The Information and Communication Technology (ICT) sector was rudely woken up recently when stakeholders realised that the Nigerian child is not adequately protected online. With one voice at the function organised by Consumer Affairs Burea (CAB), an arm of the regulatory body, the Nigerian Communications Commission (NCC), stakeholders reiterated the need to protect children from the evils associated with Internet usage, despite its enormous benefits.

Tagged: 'Stakeholders consultative forum on child online protection' , Acting Executive Vice Chairman NCC, Bashir Gwandu, stressed that children are the most active and vulnerable participants online and as such deserves 100 per cent online protection .

He reeled out that children are mostly vulnerable to desktop daters, fraudsters, terrorist as well as racisist.

Gwandu noted that 60 per cent of children use internet, while three out of four is willing to divulge information about themselves and families online. One in five is hackers target and 30 per cent of teenage girls are said to be sexually harassed but only seven per cent inform their parents.

'The Nigerian population, from 2006 census, records youth from 10 to 24 years to be about 45.4 million in number, and quite a number of children and teenagers in primary and secondary school possess mobile phones that are internet enabled'.

Gwandu elaborated that the emergence of new technological devices comes with its growing risks, especially where children are continuously exposed to paedophiles and cybercrimes.

'According to the International Telecommunication Union (ITU) survey of 2008, there are over 1.5 billion people online, up from under 200 million people in 1998. About 90 percent are teenagers and young adults. 60 percent of children talk in chat rooms on a daily basis, while three in four children online are willing to share personal information about themselves and their family in exchange for goods and service.

'One in five children is being targeted by a predator or paedophile every year, while 30 percent of teenage girls say they have been sexually harassed in a chat room.
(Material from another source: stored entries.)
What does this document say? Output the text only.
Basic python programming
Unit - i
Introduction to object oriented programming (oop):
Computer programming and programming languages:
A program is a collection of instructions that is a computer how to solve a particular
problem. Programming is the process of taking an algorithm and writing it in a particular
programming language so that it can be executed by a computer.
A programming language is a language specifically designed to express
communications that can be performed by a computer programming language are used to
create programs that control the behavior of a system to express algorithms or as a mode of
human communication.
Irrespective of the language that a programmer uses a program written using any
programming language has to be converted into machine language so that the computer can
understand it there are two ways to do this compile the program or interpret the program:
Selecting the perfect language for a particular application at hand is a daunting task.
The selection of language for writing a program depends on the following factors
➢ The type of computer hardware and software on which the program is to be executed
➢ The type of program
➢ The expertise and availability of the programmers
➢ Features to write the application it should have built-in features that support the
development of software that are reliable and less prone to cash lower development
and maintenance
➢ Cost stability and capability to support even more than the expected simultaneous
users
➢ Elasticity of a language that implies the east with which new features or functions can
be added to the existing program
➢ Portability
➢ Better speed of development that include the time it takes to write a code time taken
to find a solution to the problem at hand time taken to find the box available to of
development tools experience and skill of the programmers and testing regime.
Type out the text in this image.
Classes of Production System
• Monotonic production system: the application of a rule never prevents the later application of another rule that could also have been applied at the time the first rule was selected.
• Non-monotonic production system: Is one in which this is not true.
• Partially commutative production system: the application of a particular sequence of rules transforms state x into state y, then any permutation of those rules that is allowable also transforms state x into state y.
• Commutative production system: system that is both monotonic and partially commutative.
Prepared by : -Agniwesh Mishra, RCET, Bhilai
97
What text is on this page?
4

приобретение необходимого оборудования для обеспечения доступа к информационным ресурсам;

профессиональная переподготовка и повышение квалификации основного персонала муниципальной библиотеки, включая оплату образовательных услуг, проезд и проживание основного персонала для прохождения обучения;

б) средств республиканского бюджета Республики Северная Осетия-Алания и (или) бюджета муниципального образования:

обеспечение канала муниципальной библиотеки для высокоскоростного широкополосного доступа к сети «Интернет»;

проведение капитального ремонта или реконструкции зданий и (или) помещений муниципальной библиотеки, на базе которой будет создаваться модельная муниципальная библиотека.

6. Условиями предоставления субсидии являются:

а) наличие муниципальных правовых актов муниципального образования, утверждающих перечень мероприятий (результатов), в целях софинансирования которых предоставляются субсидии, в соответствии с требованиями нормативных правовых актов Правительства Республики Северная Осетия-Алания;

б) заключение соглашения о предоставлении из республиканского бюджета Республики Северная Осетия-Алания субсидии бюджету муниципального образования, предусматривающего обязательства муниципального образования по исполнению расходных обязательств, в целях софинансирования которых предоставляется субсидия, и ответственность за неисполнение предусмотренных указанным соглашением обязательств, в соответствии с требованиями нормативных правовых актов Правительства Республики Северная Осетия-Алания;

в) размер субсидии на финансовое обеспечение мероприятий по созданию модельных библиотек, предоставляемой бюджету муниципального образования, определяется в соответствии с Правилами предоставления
Only seven percent tell their parents, for fear their online access will be limited', he said.

Chief executive officer of e-Worldwide Group, United Kingdom, Salma Abbasi, disclosed that after Middle-East, Africa is the second largest growing continent of Internet penetration.

'The most important usage of the Internet to children should be to make research, learn, and gain more knowledge; but the top five uses of children online are: social networking, pornography and other explicit sites, gaming like gambling, violence sites, and entertainment and music,' said Ms. Abbasi.

She explained that emerging risks to the usage of Internet also affects the culture, values, and behaviours of children and that it necessitates why children must be protected.

The gathering of think tanks agreed that in order to set up a child online protection, Nigeria must first put in place policies and guidelines to protect children and support parents, teachers, and service providers.

Meanwhile, Chief Executive Officer, Cyber Solution Africa, Stella Hunter, reminded the gathering that children and young people are the future of the world.

'Universally, they are the greatest assets and users of Internet. This universal fact, coupled with Nigerian young people's vulnerability in cyberspace environment, makes a specialised initiative such as Nigerian Child Online Protection Act to address these issues.'

Ms. Hunter explained that government, service providers, parents, enforcement agencies, and industry professionals must be ready to work together to implement the right strategy to protect the Nigerian child.

Chairman, Senate Committee on Communications, Senator Sylvester Anyanwu admoshed Nigerian children and youths to engage their brains positively. He pinpointed Bill Gates and other technology innovation achievers who used their brains positively and are among the richest in the world.

He stressed that the negative use of the internet is the problem and not the internet itself.

On the other hand, Chairman, House Committee on Communications, Dave Salako also added that now is the time to come up with strategies and harness the ideas into reality.

The NCC boss also disclosed that plans are underway to partner with other countries that have special software that would prevent any child or teenager from accessing irrelevant and evil sites.